The chief administrative officer of U.S. information technology company Kaseya says a recent ransom attack against the company has affected 800 to 1,500 companies worldwide.
Voccola (Fred Voccola) declined to say in an interview Monday (July 5, 2021) whether he paid or agreed to pay the ransom demand made by the hackers.
Last Friday (July 2), Florida-based Kaseya was hit by a ransom and attack that affected hundreds of companies. kaseya said at the time that fewer than 60 of its companies’ customers were directly affected by the attack. But analysts say Kaseya’s customers provide information technology outsourcing services to a much larger number of businesses, so the ransom attack had a ripple effect that actually affected more than a few hundred businesses.
The hacker group claiming to have launched the attack is demanding a $70 million ransom to recover the business data of all affected businesses.

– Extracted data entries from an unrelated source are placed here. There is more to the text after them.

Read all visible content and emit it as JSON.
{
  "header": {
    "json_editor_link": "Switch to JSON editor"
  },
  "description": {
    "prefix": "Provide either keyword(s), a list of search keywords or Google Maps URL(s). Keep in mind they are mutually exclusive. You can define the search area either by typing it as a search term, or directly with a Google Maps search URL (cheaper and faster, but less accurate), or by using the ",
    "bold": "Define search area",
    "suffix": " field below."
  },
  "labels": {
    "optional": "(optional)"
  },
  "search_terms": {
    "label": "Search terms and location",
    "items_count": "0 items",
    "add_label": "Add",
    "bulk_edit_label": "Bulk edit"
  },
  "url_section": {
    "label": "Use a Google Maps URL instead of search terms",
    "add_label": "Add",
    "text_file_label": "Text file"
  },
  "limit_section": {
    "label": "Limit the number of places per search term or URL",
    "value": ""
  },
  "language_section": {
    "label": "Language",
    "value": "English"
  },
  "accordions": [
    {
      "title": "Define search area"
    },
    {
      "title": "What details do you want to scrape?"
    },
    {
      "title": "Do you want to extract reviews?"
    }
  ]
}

President Biden has ordered an investigation into the attack using the full range of government resources.
In a statement Sunday (July 4, 2021), White House Deputy National Security Advisor for Cybersecurity Anne Neuberger said the FBI and the Cybersecurity and Infrastructure Security Directorate are working and coordinating with the vendor of the Kaseya software that was attacked to provide assistance to businesses that were collaterally affected.
Brett Callow, a ransomware expert at cybersecurity firm Emsisoft, said he did not know if a ransomware supply chain attack of this magnitude had occurred before.
The Russian-based REvil group appears to be behind the attack, according to cybersecurity firm Huntress Labs. The FBI blames the group for a ransom attack on JBS, a major global meat processor, in May of this year.
Cyber experts say it can be difficult for small businesses to defend themselves against this type of attack because they “rely on the security of their vendors and the software those vendors use.